Stefano Esposito/Sun-Times

MADISON, Wis. (AP) — Despite dispensaries quickly popping up along Illinois’ northern border after that state legalized recreational marijuana almost a year ago, local law enforcement officials say they have not yet seen any major impacts in Wisconsin.

Officials with the Rock County Sheriff’s Office and police departments in Janesville and Beloit said they have not seen any rise in marijuana possession charges this year — though they caution the ongoing COVID-19 pandemic may cloud the data as it has drastically affected businesses and travel.

“It’s such an anomaly year that I don’t know if we can draw any conclusions as to the impact at this point, but we’ll keep an eye on it,” said Sgt. Mark Ratzlaff, who is in charge of Janesville Police Department’s Street Crimes Unit.

Recreational marijuana was officially legalized in Illinois on Jan. 1, 2020, with dispensaries opening up soon after in Chicago, Rockford and South Beloit. 

A 2017 National Bureau of Economic Research report on the spillover effects of recreational marijuana legalization in Colorado and Washington on neighboring states found “a sharp increase in marijuana possession arrests in border counties” relative to non-border counties.

State and local officials said about a year ago they would monitor the drug, which remains illegal in Wisconsin, to see if any major effects are noticed.
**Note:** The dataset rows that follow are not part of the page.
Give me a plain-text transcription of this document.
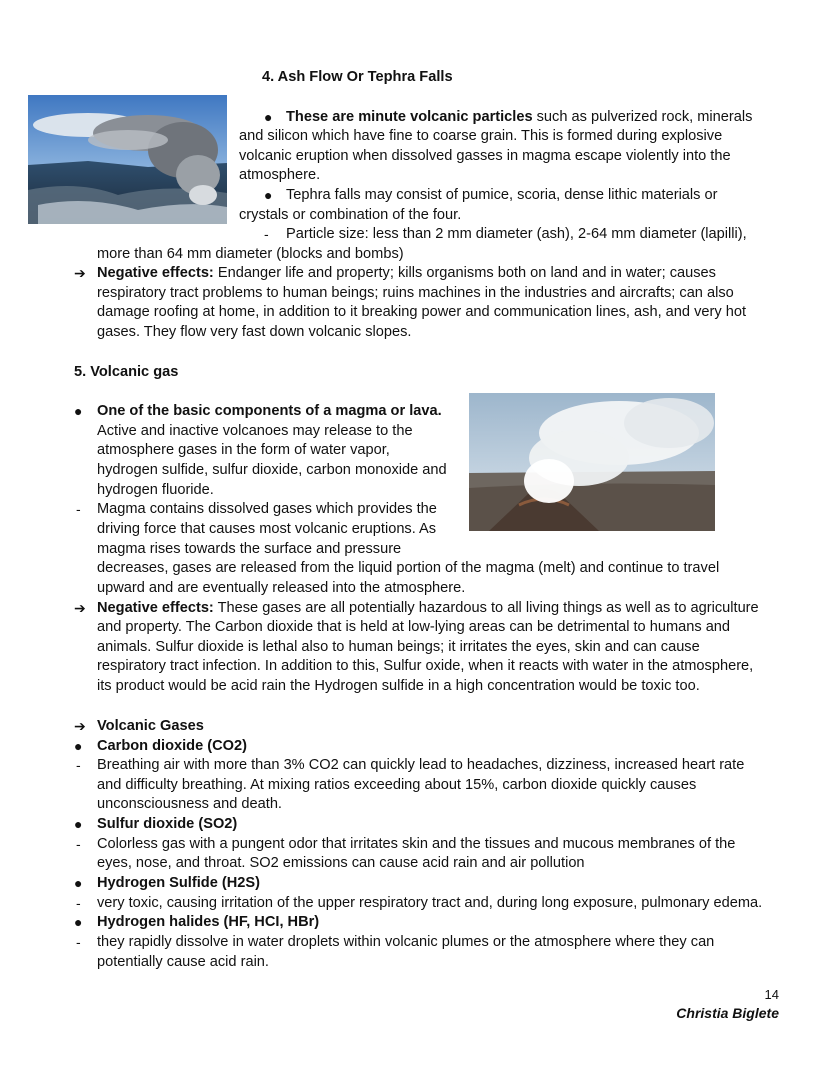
4. Ash Flow Or Tephra Falls
● These are minute volcanic particles such as pulverized rock, minerals
and silicon which have fine to coarse grain. This is formed during explosive
volcanic eruption when dissolved gasses in magma escape violently into the
atmosphere.
● Tephra falls may consist of pumice, scoria, dense lithic materials or
crystals or combination of the four.
- Particle size: less than 2 mm diameter (ash), 2-64 mm diameter (lapilli),
more than 64 mm diameter (blocks and bombs)
➔ Negative effects: Endanger life and property; kills organisms both on land and in water; causes
respiratory tract problems to human beings; ruins machines in the industries and aircrafts; can also
damage roofing at home, in addition to it breaking power and communication lines, ash, and very hot
gases. They flow very fast down volcanic slopes.
5. Volcanic gas
● One of the basic components of a magma or lava.
Active and inactive volcanoes may release to the
atmosphere gases in the form of water vapor,
hydrogen sulfide, sulfur dioxide, carbon monoxide and
hydrogen fluoride.
- Magma contains dissolved gases which provides the
driving force that causes most volcanic eruptions. As
magma rises towards the surface and pressure
decreases, gases are released from the liquid portion of the magma (melt) and continue to travel
upward and are eventually released into the atmosphere.
➔ Negative effects: These gases are all potentially hazardous to all living things as well as to agriculture
and property. The Carbon dioxide that is held at low-lying areas can be detrimental to humans and
animals. Sulfur dioxide is lethal also to human beings; it irritates the eyes, skin and can cause
respiratory tract infection. In addition to this, Sulfur oxide, when it reacts with water in the atmosphere,
its product would be acid rain the Hydrogen sulfide in a high concentration would be toxic too.
➔ Volcanic Gases
● Carbon dioxide (CO2)
- Breathing air with more than 3% CO2 can quickly lead to headaches, dizziness, increased heart rate
and difficulty breathing. At mixing ratios exceeding about 15%, carbon dioxide quickly causes
unconsciousness and death.
● Sulfur dioxide (SO2)
- Colorless gas with a pungent odor that irritates skin and the tissues and mucous membranes of the
eyes, nose, and throat. SO2 emissions can cause acid rain and air pollution
● Hydrogen Sulfide (H2S)
- very toxic, causing irritation of the upper respiratory tract and, during long exposure, pulmonary edema.
● Hydrogen halides (HF, HCI, HBr)
- they rapidly dissolve in water droplets within volcanic plumes or the atmosphere where they can
potentially cause acid rain.
14
Christia Biglete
So far the impacts have been minimal, according to officials in several southern Wisconsin communities.

The Rock County Sheriff’s Office logged 200 arrests for possession of THC — the ingredient in cannabis that can produce a high — as of Dec. 21 this year, compared with 179 arrests in the same timeframe last year. In the same span in 2018, there were 246 such arrests.

Cmdr. Jude Maurer said arrests and citations fluctuate from year to year, and so far the department has not had to make any changes to operations related to marijuana.
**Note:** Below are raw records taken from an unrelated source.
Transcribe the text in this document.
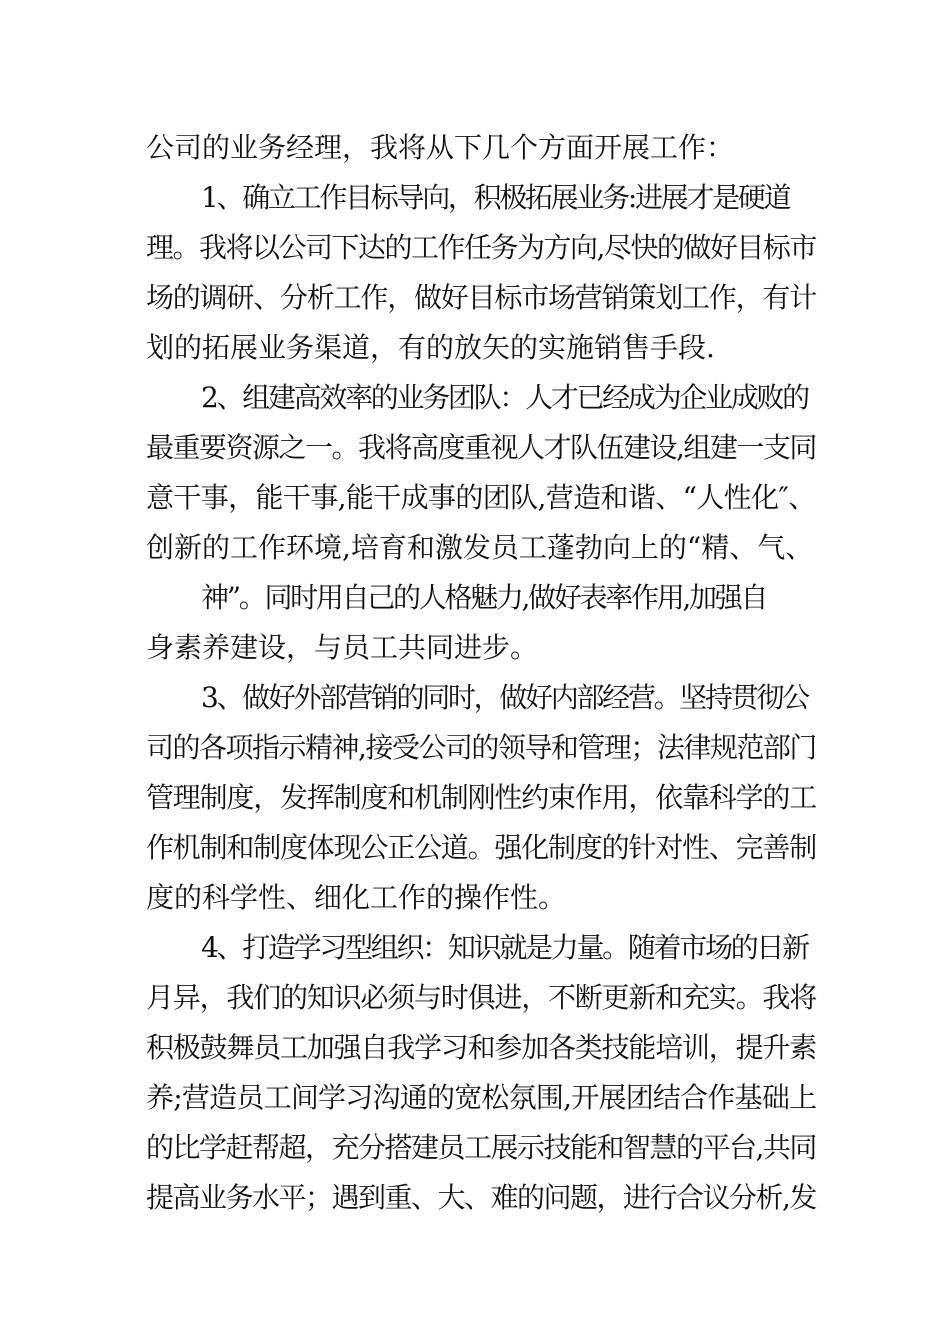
公司的业务经理，我将从下几个方面开展工作：

1、确立工作目标导向，积极拓展业务:进展才是硬道

理。我将以公司下达的工作任务为方向,尽快的做好目标市

场的调研、分析工作，做好目标市场营销策划工作，有计

划的拓展业务渠道，有的放矢的实施销售手段.

2、组建高效率的业务团队：人才已经成为企业成败的

最重要资源之一。我将高度重视人才队伍建设,组建一支同

意干事，能干事,能干成事的团队,营造和谐、“人性化″、

创新的工作环境,培育和激发员工蓬勃向上的“精、气、

神”。同时用自己的人格魅力,做好表率作用,加强自

身素养建设，与员工共同进步。

3、做好外部营销的同时，做好内部经营。坚持贯彻公

司的各项指示精神,接受公司的领导和管理；法律规范部门

管理制度，发挥制度和机制刚性约束作用，依靠科学的工

作机制和制度体现公正公道。强化制度的针对性、完善制

度的科学性、细化工作的操作性。

4、打造学习型组织：知识就是力量。随着市场的日新

月异，我们的知识必须与时俱进，不断更新和充实。我将

积极鼓舞员工加强自我学习和参加各类技能培训，提升素

养;营造员工间学习沟通的宽松氛围,开展团结合作基础上

的比学赶帮超，充分搭建员工展示技能和智慧的平台,共同

提高业务水平；遇到重、大、难的问题，进行合议分析,发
The same could be said in Beloit, near where a dispensary opened up just south of the border in South Beloit.

“There might have been a handful at most, of people who were arrested for possession of marijuana that said they got it legally in Illinois,” said Beloit Police Inspector Thomas Stigler. “It’s had a very minimal impact.”

In November, AAA-The Auto Club Group issued a statement noting that the number of drivers involved in fatal crashes who had recently used marijuana doubled in Washington state since it legalized recreational use in late 2012.

As with alcohol, marijuana can slow a driver’s reaction time and increase the risk of a crash, AAA public affairs director Nick Jarmusz said.

“Impaired driving jeopardizes public safety on our roadways regardless of whether the substance used is legal, prescribed, obtained over-the counter or purchased in a retail setting,” Jarmusz said.

There were a handful of attempts to legalize some form of marijuana use by Wisconsin lawmakers last year, but none of the efforts gained much traction in the GOP-led Legislature.

The Legislature has not convened since April, but discussions are taking place for a session in early 2021. However, it is expected to focus primarily on COVID-19-related measures. Marijuana legalization, whether medicinal or recreational, could come up next year, but it remains to be seen if the topic will receive much support from state Republicans.